Relatos cortos de Negrete

He terminado de leer un par de novelas cortas de Negrete, la primera “Estado crepuscular” se centra en la ciencia ficción con un personaje principal un tanto particular, mientras que la segunda que comentaré es “Nox perpetua” que es una novela de aventuras en la que unos exploradores viajan al polo norte de su planeta para descubrir un olvidado pasado.

Es importante resaltar, que estas dos novelas son unas de las primeras de javier y que salieron al mercado en 1993 y 1996. Al ser sus primeras incursiones en el mundo de la literatura se perciben argumentos menos elaborados que no me han aportado gran cosa nueva. De hecho son las que cuentan con menos nivel de todas las que llevo leídas. Evidentemente, con el tiempo y la experiencia, Negrete ha mejorado su estilo y el resto de libros que he tenido oportunidad de leer está muy por encima de estos primeros amagos.

En cuanto a “Nox Perpetua”, la aventura de exploración nos sumerje en la búsqueda del circulo polar. Una expedición de científicos se dispone a emprender un viaje a un lugar bno alcanzado por el hombre. El relato, contado en forma de diario y novelado en tramos con más acción, se centrará en las dificultades de la aventura y las penurias del viaje. Corto y fácil de leer, lo veo más apropiado para lectores juveniles.

Ark Rhenius acepta la propuesta de su maestro Zarum Mondsar y el 25 de bomiar del año 1124 emprenden, en compañía de cuatro exploradores más, una expedición cuya meta final es la conquista del polo norte del planeta Mehrs, un lugar al que todavía no ha llegado ningún ser humano.

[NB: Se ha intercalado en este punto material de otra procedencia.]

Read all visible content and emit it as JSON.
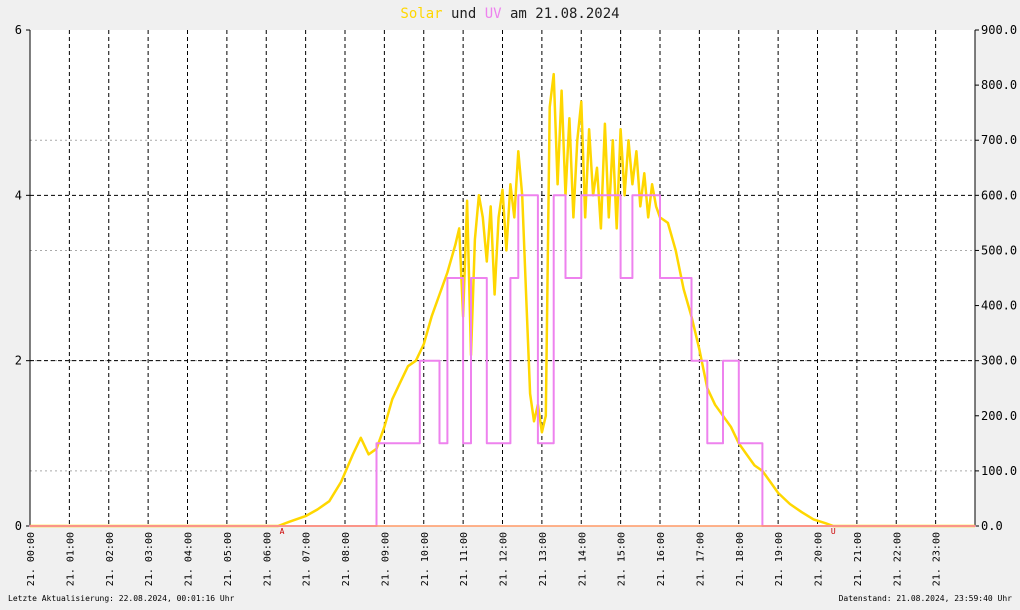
{
  "chart_data": {
    "type": "line",
    "title_parts": [
      {
        "text": "Solar",
        "color": "#ffd700"
      },
      {
        "text": " und ",
        "color": "#222222"
      },
      {
        "text": "UV",
        "color": "#ee82ee"
      },
      {
        "text": " am 21.08.2024",
        "color": "#222222"
      }
    ],
    "x_domain": [
      0,
      24
    ],
    "x_tick_labels": [
      "21. 00:00",
      "21. 01:00",
      "21. 02:00",
      "21. 03:00",
      "21. 04:00",
      "21. 05:00",
      "21. 06:00",
      "21. 07:00",
      "21. 08:00",
      "21. 09:00",
      "21. 10:00",
      "21. 11:00",
      "21. 12:00",
      "21. 13:00",
      "21. 14:00",
      "21. 15:00",
      "21. 16:00",
      "21. 17:00",
      "21. 18:00",
      "21. 19:00",
      "21. 20:00",
      "21. 21:00",
      "21. 22:00",
      "21. 23:00"
    ],
    "y_left": {
      "ylim": [
        0,
        6
      ],
      "ticks": [
        "0",
        "2",
        "4",
        "6"
      ]
    },
    "y_right": {
      "ylim": [
        0,
        900
      ],
      "ticks": [
        "0.0",
        "100.0",
        "200.0",
        "300.0",
        "400.0",
        "500.0",
        "600.0",
        "700.0",
        "800.0",
        "900.0"
      ]
    },
    "sunrise_marker": {
      "label": "A",
      "hour": 6.4
    },
    "sunset_marker": {
      "label": "U",
      "hour": 20.4
    },
    "series": [
      {
        "name": "Solar",
        "axis": "right",
        "color": "#ffd700",
        "x": [
          0,
          6.3,
          6.6,
          7.0,
          7.3,
          7.6,
          7.9,
          8.2,
          8.4,
          8.6,
          8.8,
          9.0,
          9.2,
          9.4,
          9.6,
          9.8,
          10.0,
          10.2,
          10.4,
          10.6,
          10.8,
          10.9,
          11.0,
          11.1,
          11.2,
          11.3,
          11.4,
          11.5,
          11.6,
          11.7,
          11.8,
          11.9,
          12.0,
          12.1,
          12.2,
          12.3,
          12.4,
          12.5,
          12.6,
          12.7,
          12.8,
          12.9,
          13.0,
          13.1,
          13.2,
          13.3,
          13.4,
          13.5,
          13.6,
          13.7,
          13.8,
          13.9,
          14.0,
          14.1,
          14.2,
          14.3,
          14.4,
          14.5,
          14.6,
          14.7,
          14.8,
          14.9,
          15.0,
          15.1,
          15.2,
          15.3,
          15.4,
          15.5,
          15.6,
          15.7,
          15.8,
          15.9,
          16.0,
          16.2,
          16.4,
          16.6,
          16.8,
          17.0,
          17.2,
          17.4,
          17.6,
          17.8,
          18.0,
          18.2,
          18.4,
          18.6,
          18.8,
          19.0,
          19.3,
          19.6,
          19.9,
          20.2,
          20.4,
          20.6,
          24
        ],
        "y": [
          0,
          0,
          8,
          18,
          30,
          45,
          80,
          130,
          160,
          130,
          140,
          180,
          230,
          260,
          290,
          300,
          330,
          380,
          420,
          460,
          510,
          540,
          380,
          590,
          310,
          520,
          600,
          560,
          480,
          580,
          420,
          560,
          610,
          500,
          620,
          560,
          680,
          600,
          420,
          240,
          190,
          220,
          170,
          200,
          760,
          820,
          620,
          790,
          600,
          740,
          560,
          700,
          770,
          560,
          720,
          600,
          650,
          540,
          730,
          560,
          700,
          540,
          720,
          600,
          700,
          620,
          680,
          580,
          640,
          560,
          620,
          580,
          560,
          550,
          500,
          430,
          380,
          320,
          250,
          220,
          200,
          180,
          150,
          130,
          110,
          100,
          80,
          60,
          40,
          25,
          12,
          5,
          0,
          0,
          0
        ]
      },
      {
        "name": "UV",
        "axis": "left",
        "color": "#ee82ee",
        "x": [
          0,
          6.3,
          6.4,
          8.8,
          8.8,
          9.9,
          9.9,
          10.4,
          10.4,
          10.6,
          10.6,
          11.0,
          11.0,
          11.2,
          11.2,
          11.6,
          11.6,
          12.2,
          12.2,
          12.4,
          12.4,
          12.9,
          12.9,
          13.3,
          13.3,
          13.6,
          13.6,
          14.0,
          14.0,
          15.0,
          15.0,
          15.3,
          15.3,
          16.0,
          16.0,
          16.8,
          16.8,
          17.2,
          17.2,
          17.6,
          17.6,
          18.0,
          18.0,
          18.6,
          18.6,
          19.2,
          19.2,
          20.2,
          20.2,
          24
        ],
        "y": [
          0,
          0,
          0,
          0,
          1,
          1,
          2,
          2,
          1,
          1,
          3,
          3,
          1,
          1,
          3,
          3,
          1,
          1,
          3,
          3,
          4,
          4,
          1,
          1,
          4,
          4,
          3,
          3,
          4,
          4,
          3,
          3,
          4,
          4,
          3,
          3,
          2,
          2,
          1,
          1,
          2,
          2,
          1,
          1,
          0,
          0,
          0,
          0,
          0,
          0
        ]
      }
    ],
    "footer_left": "Letzte Aktualisierung: 22.08.2024, 00:01:16 Uhr",
    "footer_right": "Datenstand: 21.08.2024, 23:59:40 Uhr"
  }
}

La historia se desarrolla en primera (los diarios oficial de la expedición y el personal, ambos obra de Ark Rhenius) y tercera persona, lo que le permite manejar el ritmo narrativo de la historia con suma habilidad. Estos hombres tienen sus propios motivos personales para emprender una prueba tan dura, mas el reto de alcanzar el norte del planeta acabará concediéndoles la ocasión de descubrir al final de la novela la clave sobre el origen de su especie, un secreto olvidado hace mucho tiempo.

Por otro lado, “Estado crepuscular” presenta un conflicto en una civilización alienígena que requerirá de la participación de un curioso “psicólogo” para resolver el problema. Desenfadada e incluso con toques de humor, la novela avanza con buen ritmo y presenta curiosas situaciones. La trama tiene un desenlace sencillo y permite leerla del tirón.

David Milar posee un oscuro doctorado en física, o eso dice él, y es hijo del famoso psiquiatra David Milar. La acción arranca cuando recién despedido es confundido con su padre y contratado para tratar a un miembro de la curiosa especie extraterrestre de los Kghasatshu que habita en el planeta Hoonai. Pero la cosa se complica porque el paciente resulta ser Yagghumasth, el ordenador que rige los destinos del planeta. Y por si esto fuese poco, los Kghasatshu tienen un complejo código de conducta regido por el Yrgb, algo así como nuestro concepto del honor pero a lo bestia, y no es nada recomendable violar el Yurgb de otro porque el castigo suele ser una babeada o la muerte.